Blast–I still hadn’t contributed. Jeff chatted more with the reporter as I examined the area near the awning where I’d thought I’d finally caught a typo. There’s wasn’t much more text for me to examine while standing around…but there was enough. What the…?
Ha! I found one! I found one! Trapped behind the glass at a place that was for rent and so had no one inside to let us in. So…no correction on that one, sadly. But I found one.
What we really needed, though, was something else to correct. We finally left the block with all of those typos and marched on. Then Jeff found a classic word butchering…or rather, a word that’s often butchered, but the mistake wasn’t where we’d found it before.
We charged inside, where we were greeted by a trio of girls, and they sang sweeter than the sirens when Jeff asked if he could correct a mistake. Of course he could, no problem. Not one of them saw any problem with that. They’d spelled the same word correctly everywhere else, and they were happy to see this error eliminated from their sidewalk specials board. Jeff didn’t even have the chance to produce his own piece of chalk as one of the girls offered him a stick. And so…
A passing filly who noticed us looking proudly at a job well done and thought we were considering where to eat informed us that they had great sandwiches–it’s one of the best spots around. Based on our own observations, we couldn’t help but agree.
One of the lessons I’ve learned from typo hunting is that you can’t stop. You may say something casually ridiculous like, “All right, I think that’s good–let’s head back.” And you can mean to stop, but then something like this will pounce on you.
Oh, it gets worse.
This was at the Dress Barn, and we didn’t bother going in once we saw the second one. That looked professionally done, which means we need to pull the Filene’s Basement stunt and check a second Dress Barn. If anyone else visits a Dress Barn in the coming days, could you keep an eye out for this? We haven’t come across another one yet to confirm the trouble.
Even after we left the city proper and returned to our friend’s place in Lansdowne, Jeff still had his typo radar going. This one’s kinda hilarious–but you know we don’t touch government signs, no no.
We dropped south to the Philadelphia Airport that afternoon and had a wonderful time talking with people and signing books for them.

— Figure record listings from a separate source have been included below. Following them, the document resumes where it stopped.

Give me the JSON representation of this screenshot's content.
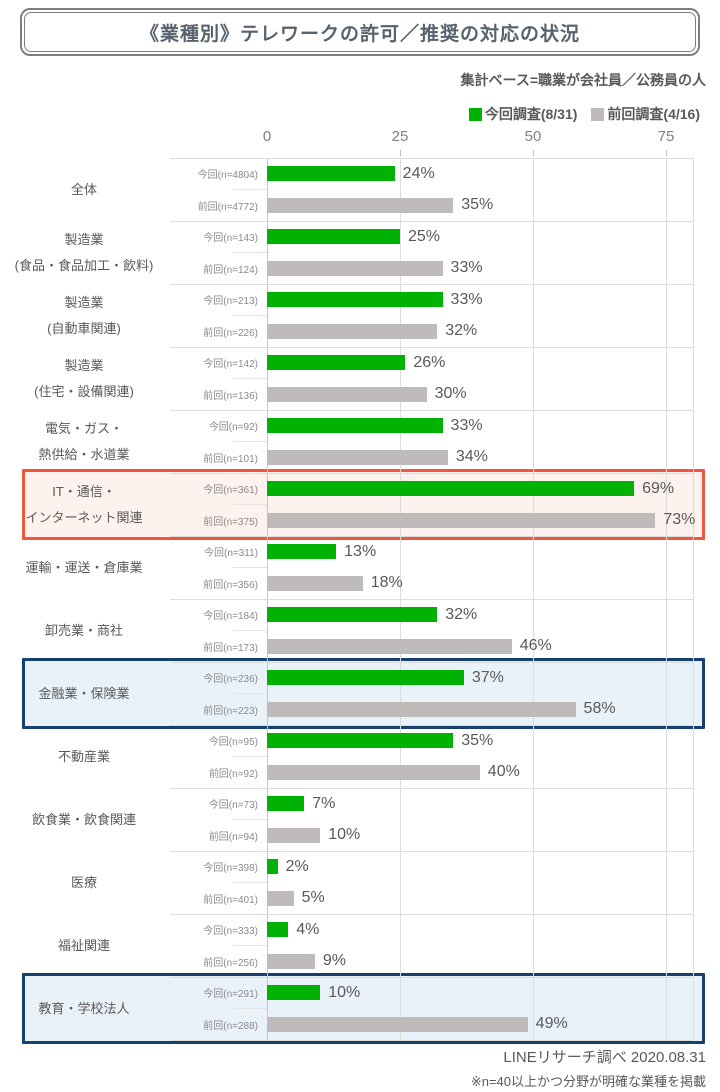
{
  "title": "《業種別》テレワークの許可／推奨の対応の状況",
  "subtitle": "集計ベース=職業が会社員／公務員の人",
  "legend": {
    "current": "今回調査(8/31)",
    "previous": "前回調査(4/16)"
  },
  "footer": {
    "source": "LINEリサーチ調べ 2020.08.31",
    "note": "※n=40以上かつ分野が明確な業種を掲載"
  },
  "colors": {
    "current_bar": "#00b204",
    "previous_bar": "#bfbbbb",
    "red_box_border": "#f2573d",
    "red_box_fill": "#fdf2ee",
    "blue_box_border": "#16406e",
    "blue_box_fill": "#eaf2f9"
  },
  "chart_data": {
    "type": "bar",
    "orientation": "horizontal",
    "unit": "%",
    "axis_ticks": [
      0,
      25,
      50,
      75
    ],
    "xlim": [
      0,
      82
    ],
    "grid": true,
    "legend_position": "top-right",
    "series_names": [
      "今回調査(8/31)",
      "前回調査(4/16)"
    ],
    "rows": [
      {
        "category": [
          "全体"
        ],
        "current_label": "今回(n=4804)",
        "current_value": 24,
        "previous_label": "前回(n=4772)",
        "previous_value": 35,
        "highlight": null
      },
      {
        "category": [
          "製造業",
          "(食品・食品加工・飲料)"
        ],
        "current_label": "今回(n=143)",
        "current_value": 25,
        "previous_label": "前回(n=124)",
        "previous_value": 33,
        "highlight": null
      },
      {
        "category": [
          "製造業",
          "(自動車関連)"
        ],
        "current_label": "今回(n=213)",
        "current_value": 33,
        "previous_label": "前回(n=226)",
        "previous_value": 32,
        "highlight": null
      },
      {
        "category": [
          "製造業",
          "(住宅・設備関連)"
        ],
        "current_label": "今回(n=142)",
        "current_value": 26,
        "previous_label": "前回(n=136)",
        "previous_value": 30,
        "highlight": null
      },
      {
        "category": [
          "電気・ガス・",
          "熱供給・水道業"
        ],
        "current_label": "今回(n=92)",
        "current_value": 33,
        "previous_label": "前回(n=101)",
        "previous_value": 34,
        "highlight": null
      },
      {
        "category": [
          "IT・通信・",
          "インターネット関連"
        ],
        "current_label": "今回(n=361)",
        "current_value": 69,
        "previous_label": "前回(n=375)",
        "previous_value": 73,
        "highlight": "red"
      },
      {
        "category": [
          "運輸・運送・倉庫業"
        ],
        "current_label": "今回(n=311)",
        "current_value": 13,
        "previous_label": "前回(n=356)",
        "previous_value": 18,
        "highlight": null
      },
      {
        "category": [
          "卸売業・商社"
        ],
        "current_label": "今回(n=184)",
        "current_value": 32,
        "previous_label": "前回(n=173)",
        "previous_value": 46,
        "highlight": null
      },
      {
        "category": [
          "金融業・保険業"
        ],
        "current_label": "今回(n=236)",
        "current_value": 37,
        "previous_label": "前回(n=223)",
        "previous_value": 58,
        "highlight": "blue"
      },
      {
        "category": [
          "不動産業"
        ],
        "current_label": "今回(n=95)",
        "current_value": 35,
        "previous_label": "前回(n=92)",
        "previous_value": 40,
        "highlight": null
      },
      {
        "category": [
          "飲食業・飲食関連"
        ],
        "current_label": "今回(n=73)",
        "current_value": 7,
        "previous_label": "前回(n=94)",
        "previous_value": 10,
        "highlight": null
      },
      {
        "category": [
          "医療"
        ],
        "current_label": "今回(n=398)",
        "current_value": 2,
        "previous_label": "前回(n=401)",
        "previous_value": 5,
        "highlight": null
      },
      {
        "category": [
          "福祉関連"
        ],
        "current_label": "今回(n=333)",
        "current_value": 4,
        "previous_label": "前回(n=256)",
        "previous_value": 9,
        "highlight": null
      },
      {
        "category": [
          "教育・学校法人"
        ],
        "current_label": "今回(n=291)",
        "current_value": 10,
        "previous_label": "前回(n=288)",
        "previous_value": 49,
        "highlight": "blue"
      }
    ]
  }
}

I even ran into an old friend from my college days who was randomly passing through (this would happen again at our next airport).
The big signing happened the next day at the Borders downtown. Thanks to everyone getting the word out, including the Philadelphia Inquirer story that ran, we ended up just filling the area, more people trickling in after we began. We started with hardly more than 10 people and ended with more than 20. Here’s a couple of pictures we took in the middle of the event.
Thanks to everyone who came out (and up) to the show! We continue to hear that everyone loves how different it is from a normal reading, and we have plenty more prizes to give away.